Qu’en est-il de la situation des
Marocains?
Si les Marocains vivotent au quotidien, ce n’est pas le cas du
roi. «Au pouvoir depuis dix ans, le souverain marocain serait,
selon le magazine financier Forbes, l’un des hommes les plus
riches du monde. Et sa fortune aurait doublé au cours des
dernières années (...) Il est à la tête d’un joli pactole
s’élevant à 2,5 milliards de dollars. Justement à propos
d’inégalité, la ville de Casablanca est déchirée par ses
contradictions. Dans cette ville, écrit Chafaa Bouaïche, les
autorités ont confié presque tous les services à des entreprises
étrangères. «On fait appel à des étrangers pour gérer les
affaires de la collectivité, comme si nous étions incapables de
le faire nous-mêmes», «A Casablanca, même les autobus sont gérés
par une société française», poursuit-il. Casablanca n’arrive pas
à cacher la misère de sa population». (5) On l’aura compris, les
Marocains ne profitent pas des fruits de la croissance que l’on
dit de 5%. On apprend que dans la plus pure tradition
esclavagiste, les Espagnols recrutent. Hicham Houdaïfa écrit:
«(...) Il s’agit de 12.000 ouvrières marocaines qui doivent être
recrutées dans des exploitations agricoles espagnoles en 2008.
(..) Les «mmimates» (mères de famille, dans le jargon populaire)

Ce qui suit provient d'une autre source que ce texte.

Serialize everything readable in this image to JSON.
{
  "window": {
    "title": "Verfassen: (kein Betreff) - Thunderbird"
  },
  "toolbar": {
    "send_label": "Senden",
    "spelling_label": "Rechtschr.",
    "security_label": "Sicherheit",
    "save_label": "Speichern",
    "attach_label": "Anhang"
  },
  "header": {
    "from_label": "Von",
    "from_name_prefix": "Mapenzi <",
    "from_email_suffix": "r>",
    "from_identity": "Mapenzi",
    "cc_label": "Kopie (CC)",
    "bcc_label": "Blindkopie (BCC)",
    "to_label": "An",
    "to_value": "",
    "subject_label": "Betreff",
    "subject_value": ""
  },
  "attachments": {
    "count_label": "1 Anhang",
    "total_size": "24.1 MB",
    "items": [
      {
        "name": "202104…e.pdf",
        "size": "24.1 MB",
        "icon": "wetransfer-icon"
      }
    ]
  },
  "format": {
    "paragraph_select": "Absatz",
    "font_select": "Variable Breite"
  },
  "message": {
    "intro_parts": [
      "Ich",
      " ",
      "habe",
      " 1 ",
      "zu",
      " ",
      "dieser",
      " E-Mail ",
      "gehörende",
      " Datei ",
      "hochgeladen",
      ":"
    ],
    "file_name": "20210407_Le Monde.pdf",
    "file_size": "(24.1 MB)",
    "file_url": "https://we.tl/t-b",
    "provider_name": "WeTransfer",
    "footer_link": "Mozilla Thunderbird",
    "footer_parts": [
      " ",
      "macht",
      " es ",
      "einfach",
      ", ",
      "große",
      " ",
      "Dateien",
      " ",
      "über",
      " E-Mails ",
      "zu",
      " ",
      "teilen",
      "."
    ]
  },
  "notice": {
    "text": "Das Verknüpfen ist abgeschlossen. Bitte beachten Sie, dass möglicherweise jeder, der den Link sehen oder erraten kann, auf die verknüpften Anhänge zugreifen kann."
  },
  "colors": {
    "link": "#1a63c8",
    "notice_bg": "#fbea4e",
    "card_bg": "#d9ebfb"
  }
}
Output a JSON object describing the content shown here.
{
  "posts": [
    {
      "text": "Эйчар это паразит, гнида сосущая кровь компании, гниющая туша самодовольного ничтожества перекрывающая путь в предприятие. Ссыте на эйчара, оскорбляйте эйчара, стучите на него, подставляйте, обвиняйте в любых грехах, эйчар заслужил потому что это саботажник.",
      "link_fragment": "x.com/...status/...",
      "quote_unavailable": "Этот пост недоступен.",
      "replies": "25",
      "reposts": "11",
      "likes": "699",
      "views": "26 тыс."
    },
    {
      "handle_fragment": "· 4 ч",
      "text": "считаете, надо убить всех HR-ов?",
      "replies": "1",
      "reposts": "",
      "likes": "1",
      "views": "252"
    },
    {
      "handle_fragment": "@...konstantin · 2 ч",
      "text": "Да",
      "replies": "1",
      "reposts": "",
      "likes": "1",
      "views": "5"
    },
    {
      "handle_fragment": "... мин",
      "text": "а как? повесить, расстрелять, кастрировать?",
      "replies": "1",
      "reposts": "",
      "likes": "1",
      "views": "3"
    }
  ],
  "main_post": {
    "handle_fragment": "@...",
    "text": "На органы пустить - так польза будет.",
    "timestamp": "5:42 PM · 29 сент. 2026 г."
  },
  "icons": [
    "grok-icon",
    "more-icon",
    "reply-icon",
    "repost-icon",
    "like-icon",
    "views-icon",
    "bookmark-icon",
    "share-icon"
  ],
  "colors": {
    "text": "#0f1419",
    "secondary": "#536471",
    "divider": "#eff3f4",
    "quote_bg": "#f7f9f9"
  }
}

ont le coeur lourd. Ces femmes doivent être en bonne santé, ni
grosses ni maigres, avec une dentition parfaite. Elles doivent
non seulement être mariées mais également avoir des enfants âgés
de moins de 14 ans! En acceptant toutes les conditions posées
par les Européens en matière d’immigration, le gouvernement
participe à une nouvelle forme d’esclavagisme.»(6) Cela nous
rappelle une contribution parue dans le Monde diplomatique «Mora
le négrier». Celui-ci qui arpente le haut Atlas à la recherche
de mineurs pour les mines du nord de la France dans les années
trente. Lui aussi, il examine la dentition des candidats et met
un cachet rouge de refus ou vert synonyme d’acceptation, le
candidat sera alors un forçat dans les mines françaises. Rien
n’a changé pour les Marocains.
Les intérêts de la France, de l’Espagne
et des Etats-Unis
Ce qui fait courir l’Europe et les Etats-Unis, outre la position
stratégique du Maroc, ce sont les ressources minières,
halieutiques et énergétiques du grand Maroc: «Côté américain,
écrit Denise Sollo, il est important de gagner le marché
marocain par l’établissement d’une zone franche entre les deux
pays. Cette attitude s’inscrit dans la politique américaine de
conquête du marché africain. Pour l’Union européenne, il s’agit
surtout de garder les marchés déjà acquis. Le Maghreb, de par sa
proximité et ses richesses, représente pour l’Europe un marché à
préserver et à développer. Néanmoins, pour les Etats-Unis comme
pour les Européens,. (...) les enjeux d’ordre économique
relèvent des richesses contenues dans le sous-sol du territoire,
ainsi que celles contenues au large des côtes et dans les fonds
marins. En effet, des compagnies pétrolières y effectuent
actuellement de la prospection, sous l’autorisation de l’Etat
marocain. Il s’agit des multinationales française et américaine
TotalFinaELf et Keer Mc Geer (...).»(7) Dans ces conditions, le
ras-le-bol des Sahraouis s’est traduit par une attaque de tous
les attributs de l’Etat mais aussi des banques étrangères.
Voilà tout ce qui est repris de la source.